Losing weight is relatively easy but burning fat requires a planned approach. Any fad diet can have you drop 10 or more pounds in a week or two. This loss of weight is principally water, food, and muscle with little fat. I have heard from countless people that they can loose from 5 to 10 pounds in a week or less but thereafter it becomes more difficult. Training months for a photo shoot, I became phenomenally lean (5% body fat or less) then in 24 hours I lost an additional 2 lbs. in 24 hours by dehydrating myself (you stop drinking water suddenly 24 hours before). There are many things that can cause temporary weight loss that borders on the unbelievable. Boxers who need to make their weight class have lost as much as 20 pounds in 24 hours prior to their weigh in. Diuretics, and saunas ( for water loss), enemas (for evacuating any digested food) even Bulimia is used by professional models, actors and athletes for a quick fix in weight loss. Loosing fat while sparing or even gaining muscle requires a very intelligent protocol that is based on discipline (what’ that) and some time (not 10 days or less). Fat loss is possible with discipline and diligence. If you are still interested in real fat burning, here is my list of effective fat loss.
- Morning workouts
These are performed on an empty stomach, just some water or black coffee. This is the only method that has got me both muscular and lean. Many will tell you that timing does not matter, but many studies as well as my personal experience have proven the morning workout efficiency for producing lean bodies.
- Strength training
Most people feel that aerobics is key to fat loss. I most heartily disagree! The effect of strength training to burn fat and most importantly build muscle speeds up our metabolism for 24 hours. The more muscle we have the more calories we burn in any activity, even sleeping. Strength training has a very strong calorie burning effect if done with intensity. This means you may have to push yourself a bit and work through some muscle pain discomfort. Intensity in strength training requires mental focus to push yourself through perceived barriers. Many would rather read a book and sit on a stationary bicycle mindlessly sailing through their aerobic session.
- Hard (heavy and brief strength training sessions
The focus on strength increases are the one most effective way of building muscle.
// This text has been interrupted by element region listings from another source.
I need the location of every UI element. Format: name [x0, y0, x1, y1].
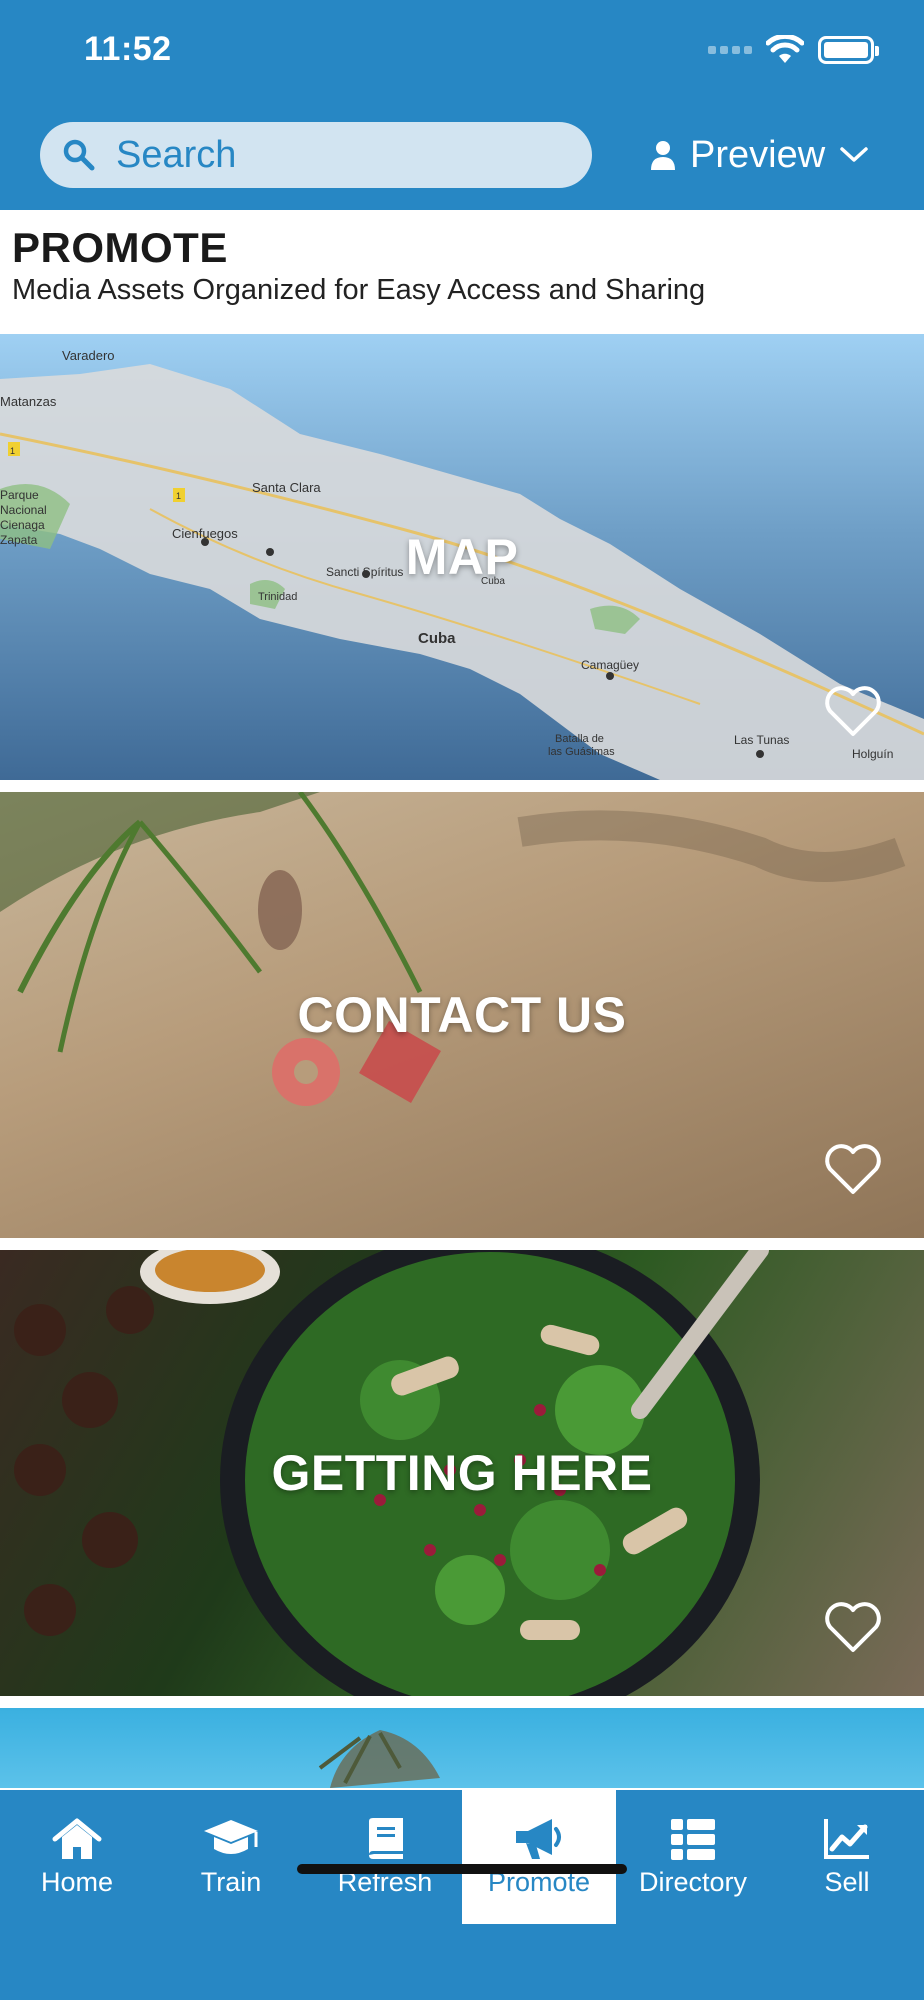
- map-label-trinidad: Trinidad: [258, 591, 297, 603]
- nav-item-home[interactable]: Home: [0, 1790, 154, 1924]
- page-subtitle: Media Assets Organized for Easy Access a…: [12, 274, 706, 306]
- nav-item-promote[interactable]: Promote: [462, 1790, 616, 1924]
- search-input[interactable]: [116, 133, 536, 177]
- map-label-santa-clara: Santa Clara: [252, 480, 321, 495]
- heart-icon[interactable]: [824, 1142, 882, 1196]
- nav-label: Train: [200, 1866, 262, 1897]
- card-title: GETTING HERE: [271, 1445, 653, 1501]
- chart-icon: [824, 1818, 869, 1859]
- nav-item-sell[interactable]: Sell: [770, 1790, 924, 1924]
- preview-label: Preview: [690, 133, 826, 176]
- graduation-cap-icon: [204, 1819, 258, 1854]
- card-title: MAP: [405, 529, 519, 585]
- search-bar[interactable]: [40, 122, 592, 188]
- battery-icon: [818, 36, 879, 64]
- megaphone-icon: [516, 1818, 561, 1859]
- user-icon: [651, 141, 675, 170]
- search-icon: [63, 139, 95, 171]
- wifi-icon: [766, 35, 804, 63]
- top-bar: 11:52 Preview: [0, 0, 924, 210]
- heart-icon[interactable]: [824, 1600, 882, 1654]
- map-label-nacional: Nacional: [0, 503, 47, 517]
- nav-label: Directory: [638, 1866, 747, 1897]
- map-route-1a: 1: [10, 446, 15, 456]
- card-contact-us[interactable]: CONTACT US: [0, 792, 924, 1238]
- map-label-holguin: Holguín: [852, 747, 893, 761]
- card-title: CONTACT US: [297, 987, 627, 1043]
- nav-item-train[interactable]: Train: [154, 1790, 308, 1924]
- book-icon: [369, 1817, 403, 1859]
- home-indicator: [297, 1864, 627, 1874]
- nav-item-directory[interactable]: Directory: [616, 1790, 770, 1924]
- page-title: PROMOTE: [12, 224, 228, 271]
- card-partial[interactable]: [0, 1708, 924, 1788]
- map-label-cuba: Cuba: [418, 630, 456, 647]
- nav-label: Sell: [824, 1866, 870, 1897]
- list-icon: [671, 1818, 715, 1860]
- map-label-parque: Parque: [0, 488, 39, 502]
- card-getting-here[interactable]: GETTING HERE: [0, 1250, 924, 1696]
- nav-item-refresh[interactable]: Refresh: [308, 1790, 462, 1924]
- heart-icon[interactable]: [824, 684, 882, 738]
- preview-dropdown[interactable]: Preview: [650, 122, 869, 188]
- map-label-batalla: Batalla de: [555, 733, 604, 745]
- map-route-1b: 1: [176, 491, 181, 501]
- map-label-camaguey: Camagüey: [581, 658, 639, 672]
- nav-label: Home: [40, 1866, 114, 1897]
- palm-image: [318, 1730, 440, 1788]
- status-indicators: [708, 30, 879, 70]
- status-time: 11:52: [84, 30, 172, 68]
- chevron-down-icon: [840, 147, 868, 162]
- map-label-las-tunas: Las Tunas: [734, 733, 789, 747]
- bottom-nav: Home Train Refresh Promote Directory Sel…: [0, 1790, 924, 2000]
- home-icon: [52, 1818, 102, 1859]
- map-label-matanzas: Matanzas: [0, 394, 57, 409]
- map-label-guasimas: las Guásimas: [548, 746, 615, 758]
- map-label-varadero: Varadero: [62, 348, 115, 363]
- card-map[interactable]: Varadero Matanzas 1 1 Santa Clara Cienfu…: [0, 334, 924, 780]
- cellular-signal-icon: [708, 46, 752, 54]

The other popular method is a volume method where you lift moderate weights for many reps and sets. Volume training has its place but when you need to accomplish 2 goals, muscle gain and fat loss, you need to economize all your training efforts.
- Interval training
This form of aerobics is most challenging but, has 2 positive aspects. First it is by far the most effective fat loss protocol using aerobics and it requires only 12 to 15 minutes. So there is the catch, you expend all out effort on your choice of aerobic machine (stair climber, elliptical treadmill or bicycle) for 30 to 120 seconds. Your heart rate should reach maximum for your age and immediately following this sprint, you will need twice the length of time to recuperate enough to start another all out effort. You repeat this as often as you can in 12 to 15 minutes. This intense workout will continue to burn calories and fat long after the workout is over.
- Follow a hard/easy rhythm
If you have followed my advice on 1 through 5, you will be rising early every morning to strength train and interval train every second day. Your workouts will be short but very intense. We do not want you to “over train” so we need to alternate easy days with very intense days. For fat loss, we must look at working out 5 to 6 days a week. We can break this down to 3 intense workout and 3 less intense workouts.
Monday – Intense intervals, 15 minutes.
Tuesday – Intense strength training, 30 minutes
Wednesday – less intense intervals
Thursday – less intense strength training
Friday – intense intervals
Saturday – intense strength training
Sunday – lazy walk in the park
6. Eat 5 to 6 very small meals every 2 and 1/2 hours. A meal can be an apple and protein drink, or half a tuna sandwich. Equally spaced small meals will super change your metabolism.
7. Drink plenty of water. This seems too easy to be important but it is. Water flushes fat out, hydrates our muscles and helps waste elimination. Generally the more water we drink the better but not all at one time. Carrying a water bottle with you everywhere is a good idea if you are serious about fat loss.
These are my 7 top fat burning strategies, starting with the hardest to implement to the most easy to implement. Adding some of the above strategies to your routine will burn more fat. I try to incorporate all seven when really serious about fat loss and they have been very effective.